An absolute book banger and a definite 5 ⭐️ read from me!

Lewis Hastings is a pseudonym. His real name is far more, real.

Born as a product of the long, harsh and miserable winter of the early nineteen sixties in southern England he soon shot to fame for his child acting, embellishment and love of justice and propensity for injury. His catalogue of injuries and their research has actually proven to be of use, particularly when describing some of the medical events within the book. The sensation of pain, often clinically described, is based upon real-world events and countless hours in Accident and Emergency Wards. His relationships with the many nurses, doctors and specialists is acknowledged.

Above all Lewis is a passionate and caring soul who always puts the needs of others before his own, a career in law enforcement was therefore a logical path, having drifted helplessly on a sinking rudderless ship that saw him involved in many diverse occupations, including but not limited to selling, border security, exotic dancing, prostitution and people trafficking*.

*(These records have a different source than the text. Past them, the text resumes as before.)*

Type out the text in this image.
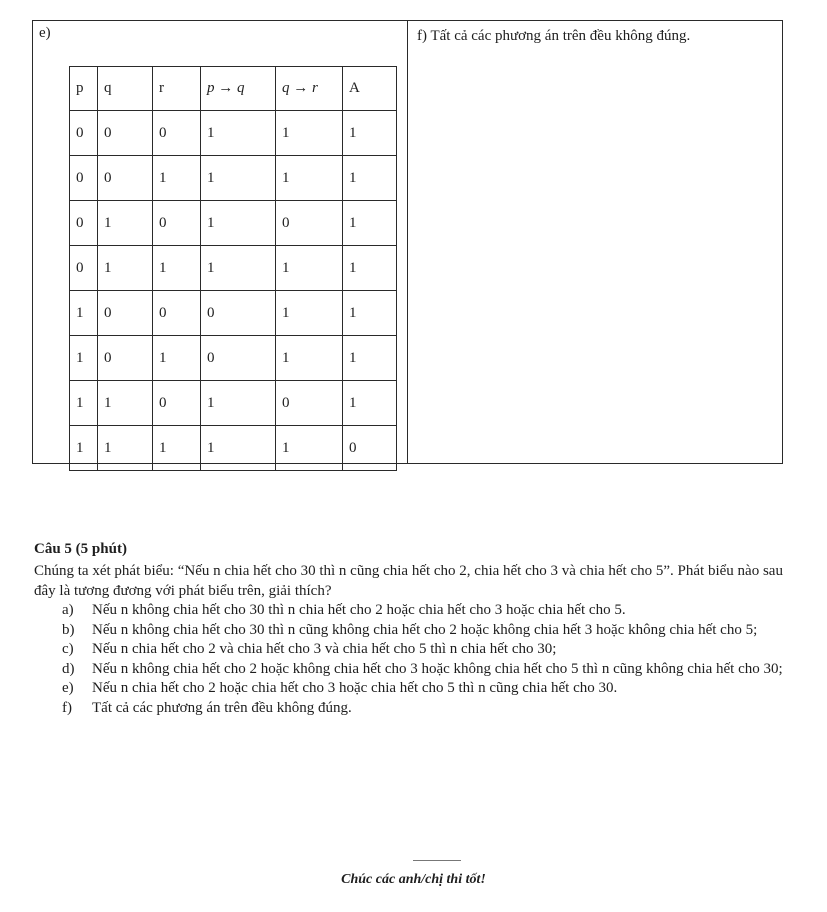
e)	f) Tất cả các phương án trên đều không đúng.
p	q	r	p → q	q → r	A
0	0	0	1	1	1
0	0	1	1	1	1
0	1	0	1	0	1
0	1	1	1	1	1
1	0	0	0	1	1
1	0	1	0	1	1
1	1	0	1	0	1
1	1	1	1	1	0
Câu 5 (5 phút)

Chúng ta xét phát biểu: “Nếu n chia hết cho 30 thì n cũng chia hết cho 2, chia hết cho 3 và chia hết cho 5”. Phát biểu nào sau đây là tương đương với phát biểu trên, giải thích?

a) Nếu n không chia hết cho 30 thì n chia hết cho 2 hoặc chia hết cho 3 hoặc chia hết cho 5.
b) Nếu n không chia hết cho 30 thì n cũng không chia hết cho 2 hoặc không chia hết 3 hoặc không chia hết cho 5;
c) Nếu n chia hết cho 2 và chia hết cho 3 và chia hết cho 5 thì n chia hết cho 30;
d) Nếu n không chia hết cho 2 hoặc không chia hết cho 3 hoặc không chia hết cho 5 thì n cũng không chia hết cho 30;
e) Nếu n chia hết cho 2 hoặc chia hết cho 3 hoặc chia hết cho 5 thì n cũng chia hết cho 30.
f) Tất cả các phương án trên đều không đúng.
Chúc các anh/chị thi tốt!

He joined the British Police in April 1990 and was posted to an upmarket suburb of Nottingham where he learned the art of policing; investigation, intelligence and communication. Along the way he dabbled in many varied branches of policing and worked for seven years in one of the toughest inner-city areas in Britain. Some of the key events and people are brought back to life in the early segments of the story that are set in Nottingham, again, to protect those still serving their names have been changed.

Having spent his formative years both living and working in the United Kingdom he was offered what for many would be the chance of a lifetime. Clutching his worldly goods, his family and his reputation he took the leap of faith and now lives on the other side of the world in a house, with the same wife and a lake-loving Labrador.

Having headed across the world, his law enforcement career – not unlike Jack Cade’s – would take an unexpected turn and soon he found himself building a capable and worthy team at an international border. The thirteen years that followed saw him carve out a reputation as a subject matter expert in port security, document fraud and international border intelligence, particularly the influence of travelling European criminals. He now acts as a government liaison officer – connecting law enforcement units throughout the Five Eyes community. He hopes for the chance to meet another “Theodora” – tired, afraid but agenda-driven and with her own unique story to tell to someone prepared to listen.

He has two amazing children, one adorable granddaughter, an equally adorable grandson and a long-suffering, incredibly patient wife who meets all of the cliched aspects of a redhead.

* The author was never involved in selling.